You probably don't need science to tell you that sex can make you feel happy. A new study, however, suggests that the good vibes that hit you in the moment may continue long after you've caught your breath. Researchers at Florida State University found that a single romp can keep couples feeling sexually satisfied for up to 48 hours, and the so-called "afterglow" effect could even help partners stick together. (It could also give us insight into why the friskiest people also seem to work harder and enjoy their jobs more.)
To reach this conclusion, FSU psychology professor Andrea Meltzer reviewed two studies: one with 96 newlyweds in Texas, and another with 118 couples in Northern Florida; all but one of the couples were heterosexual. Meltzer and her team hypothesized that getting it on would lead to a short-term spike in sexual satisfaction. That, in turn, could help maintain couples' bonds between romps and boost their long-term relationship satisfaction.
They looked at data from diaries that newlyweds filled out before bed for two weeks—everyone journaled at least three days in a row. Participants were asked to record whether or not they had sex with their partner that day and to rate their satisfaction with their sex life, relationship, marriage, and partner on a scale of one to seven—one being the lowest. Everyone rated their marital satisfaction at the start of the study and again after four or six months.

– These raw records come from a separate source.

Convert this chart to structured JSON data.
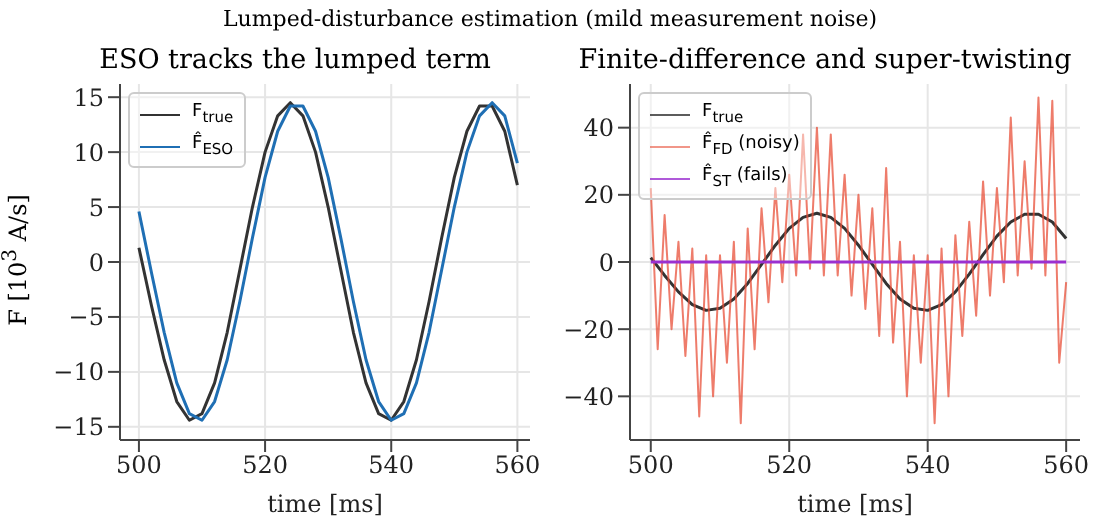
{
  "chart_data": [
    {
      "type": "line",
      "title": "ESO tracks the lumped term",
      "annotations": [
        "Lumped-disturbance estimation (mild measurement noise)"
      ],
      "xlabel": "time [ms]",
      "ylabel": "F [10$^{3}$ A/s]",
      "xlim": [
        497,
        562
      ],
      "xticks": [
        500,
        520,
        540,
        560
      ],
      "ylim": [
        -16.2,
        16.2
      ],
      "yticks": [
        -15,
        -10,
        -5,
        0,
        5,
        10,
        15
      ],
      "grid": true,
      "legend": "top left",
      "marker": "none",
      "line_style": "solid",
      "series": [
        {
          "name": "F$_{true}$",
          "color": "#333333",
          "x": [
            500,
            502,
            504,
            506,
            508,
            510,
            512,
            514,
            516,
            518,
            520,
            522,
            524,
            526,
            528,
            530,
            532,
            534,
            536,
            538,
            540,
            542,
            544,
            546,
            548,
            550,
            552,
            554,
            556,
            558,
            560
          ],
          "values": [
            1.3,
            -4,
            -8.9,
            -12.7,
            -14.4,
            -13.8,
            -11,
            -6.4,
            -0.7,
            5,
            10,
            13.3,
            14.5,
            13.3,
            10,
            5,
            -0.7,
            -6.4,
            -11,
            -13.8,
            -14.4,
            -12.7,
            -8.9,
            -3.6,
            2.2,
            7.7,
            11.9,
            14.2,
            14.2,
            11.9,
            7
          ]
        },
        {
          "name": "F̂$_{ESO}$",
          "color": "#1f6fb4",
          "x": [
            500,
            502,
            504,
            506,
            508,
            510,
            512,
            514,
            516,
            518,
            520,
            522,
            524,
            526,
            528,
            530,
            532,
            534,
            536,
            538,
            540,
            542,
            544,
            546,
            548,
            550,
            552,
            554,
            556,
            558,
            560
          ],
          "values": [
            4.6,
            -1,
            -6.4,
            -11,
            -13.8,
            -14.4,
            -12.7,
            -8.9,
            -3.6,
            2.2,
            7.7,
            11.9,
            14.2,
            14.2,
            11.9,
            7.7,
            2.2,
            -3.6,
            -8.9,
            -12.7,
            -14.4,
            -13.8,
            -11,
            -6.4,
            -0.7,
            5,
            10,
            13.3,
            14.5,
            13.3,
            9
          ]
        }
      ]
    },
    {
      "type": "line",
      "title": "Finite-difference and super-twisting",
      "xlabel": "time [ms]",
      "xlim": [
        497,
        562
      ],
      "xticks": [
        500,
        520,
        540,
        560
      ],
      "ylim": [
        -53,
        53
      ],
      "yticks": [
        -40,
        -20,
        0,
        20,
        40
      ],
      "grid": true,
      "legend": "top left",
      "marker": "none",
      "line_style": "solid",
      "series": [
        {
          "name": "F$_{true}$",
          "color": "#333333",
          "x": [
            500,
            502,
            504,
            506,
            508,
            510,
            512,
            514,
            516,
            518,
            520,
            522,
            524,
            526,
            528,
            530,
            532,
            534,
            536,
            538,
            540,
            542,
            544,
            546,
            548,
            550,
            552,
            554,
            556,
            558,
            560
          ],
          "values": [
            1.3,
            -4,
            -8.9,
            -12.7,
            -14.4,
            -13.8,
            -11,
            -6.4,
            -0.7,
            5,
            10,
            13.3,
            14.5,
            13.3,
            10,
            5,
            -0.7,
            -6.4,
            -11,
            -13.8,
            -14.4,
            -12.7,
            -8.9,
            -3.6,
            2.2,
            7.7,
            11.9,
            14.2,
            14.2,
            11.9,
            7
          ]
        },
        {
          "name": "F̂$_{FD}$ (noisy)",
          "color": "#e8503a",
          "x": [
            500,
            501,
            502,
            503,
            504,
            505,
            506,
            507,
            508,
            509,
            510,
            511,
            512,
            513,
            514,
            515,
            516,
            517,
            518,
            519,
            520,
            521,
            522,
            523,
            524,
            525,
            526,
            527,
            528,
            529,
            530,
            531,
            532,
            533,
            534,
            535,
            536,
            537,
            538,
            539,
            540,
            541,
            542,
            543,
            544,
            545,
            546,
            547,
            548,
            549,
            550,
            551,
            552,
            553,
            554,
            555,
            556,
            557,
            558,
            559,
            560
          ],
          "values": [
            22,
            -26,
            14,
            -20,
            6,
            -28,
            4,
            -46,
            2,
            -40,
            2,
            -30,
            6,
            -48,
            10,
            -26,
            16,
            -12,
            22,
            -6,
            26,
            -4,
            38,
            -2,
            40,
            -4,
            38,
            -4,
            26,
            -10,
            20,
            -14,
            16,
            -22,
            28,
            -24,
            6,
            -40,
            2,
            -30,
            2,
            -48,
            4,
            -40,
            8,
            -22,
            12,
            -16,
            24,
            -10,
            22,
            -6,
            43,
            -4,
            30,
            -2,
            49,
            -4,
            48,
            -30,
            -6
          ]
        },
        {
          "name": "F̂$_{ST}$ (fails)",
          "color": "#9b30d0",
          "x": [
            500,
            560
          ],
          "values": [
            0,
            0
          ]
        }
      ]
    }
  ]
}
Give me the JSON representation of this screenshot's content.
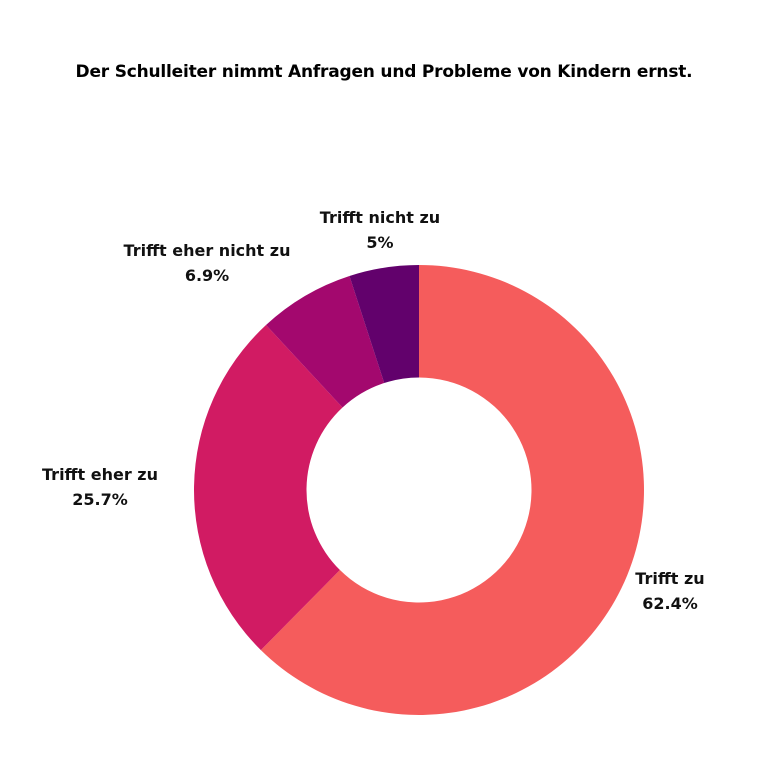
{
  "chart_data": {
    "type": "pie",
    "title": "Der Schulleiter nimmt Anfragen und Probleme von Kindern ernst.",
    "slices": [
      {
        "label": "Trifft zu",
        "value": 62.4,
        "value_label": "62.4%",
        "color": "#f55c5c"
      },
      {
        "label": "Trifft eher zu",
        "value": 25.7,
        "value_label": "25.7%",
        "color": "#d11b63"
      },
      {
        "label": "Trifft eher nicht zu",
        "value": 6.9,
        "value_label": "6.9%",
        "color": "#a3086e"
      },
      {
        "label": "Trifft nicht zu",
        "value": 5,
        "value_label": "5%",
        "color": "#62016c"
      }
    ],
    "legend": "none",
    "hole_ratio": 0.5
  }
}
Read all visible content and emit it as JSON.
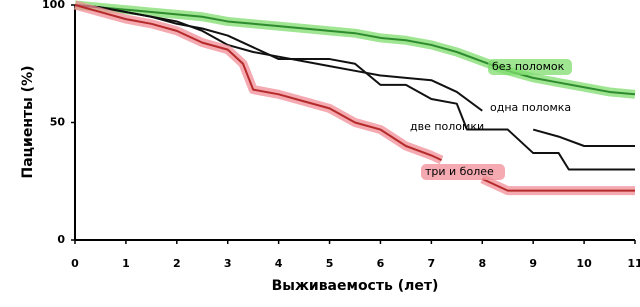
{
  "chart_data": {
    "type": "line",
    "xlabel": "Выживаемость (лет)",
    "ylabel": "Пациенты (%)",
    "xlim": [
      0,
      11
    ],
    "ylim": [
      0,
      100
    ],
    "xticks": [
      0,
      1,
      2,
      3,
      4,
      5,
      6,
      7,
      8,
      9,
      10,
      11
    ],
    "yticks": [
      0,
      50,
      100
    ],
    "series": [
      {
        "name": "без поломок",
        "color": "#2e8b2e",
        "highlight": "#7fdc6e",
        "x": [
          0,
          0.5,
          1,
          1.5,
          2,
          2.5,
          3,
          3.5,
          4,
          4.5,
          5,
          5.5,
          6,
          6.5,
          7,
          7.5,
          8,
          8.5,
          9,
          9.5,
          10,
          10.5,
          11
        ],
        "values": [
          100,
          99,
          98,
          97,
          96,
          95,
          93,
          92,
          91,
          90,
          89,
          88,
          86,
          85,
          83,
          80,
          76,
          72,
          69,
          67,
          65,
          63,
          62
        ]
      },
      {
        "name": "одна поломка",
        "color": "#111111",
        "x": [
          0,
          0.5,
          1,
          1.5,
          2,
          2.5,
          3,
          3.5,
          4,
          4.5,
          5,
          5.5,
          6,
          6.5,
          7,
          7.5,
          8,
          8.5,
          9,
          9.5,
          10,
          10.5,
          11
        ],
        "values": [
          100,
          99,
          97,
          95,
          93,
          89,
          83,
          80,
          78,
          76,
          74,
          72,
          70,
          69,
          68,
          63,
          55,
          null,
          47,
          44,
          40,
          40,
          40
        ]
      },
      {
        "name": "две поломки",
        "color": "#111111",
        "x": [
          0,
          0.5,
          1,
          1.5,
          2,
          2.5,
          3,
          3.5,
          4,
          4.5,
          5,
          5.5,
          6,
          6.5,
          7,
          7.5,
          7.7,
          8.5,
          9,
          9.5,
          9.7,
          10.5,
          11
        ],
        "values": [
          100,
          99,
          97,
          95,
          92,
          90,
          87,
          82,
          77,
          77,
          77,
          75,
          66,
          66,
          60,
          58,
          47,
          47,
          37,
          37,
          30,
          30,
          30
        ]
      },
      {
        "name": "три и более",
        "color": "#b52a2a",
        "highlight": "#f08e96",
        "x": [
          0,
          0.5,
          1,
          1.5,
          2,
          2.5,
          3,
          3.3,
          3.5,
          4,
          4.5,
          5,
          5.5,
          6,
          6.5,
          7,
          7.2,
          7.5,
          8,
          8.5,
          9,
          10,
          11
        ],
        "values": [
          100,
          97,
          94,
          92,
          89,
          84,
          81,
          75,
          64,
          62,
          59,
          56,
          50,
          47,
          40,
          36,
          34,
          null,
          26,
          21,
          21,
          21,
          21
        ]
      }
    ]
  }
}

Over the two-week period, subjects reported doing the deed an average of four days. Interestingly, Meltzer and her team found that having sex wasn't only linked with sexual satisfaction on the day it went down, but that people felt gratified for a full 48 hours post-coitus. The effect was consistent even after accounting for age, gender, relationship length, sex frequency, and personality traits.
While marital satisfaction on the whole decreased between the initial and follow-up evaluations, couples that experienced relatively high levels of post-sex euphoria were generally more satisfied with their marriages from the start and experienced less intense declines in the first four to six months as husband and wife.
The studies only included young newlyweds, but there's no reason to think the 48-hour afterglow wouldn't apply to couples who've been together longer. Of course, you might want to reset the clock sooner—just to be safe.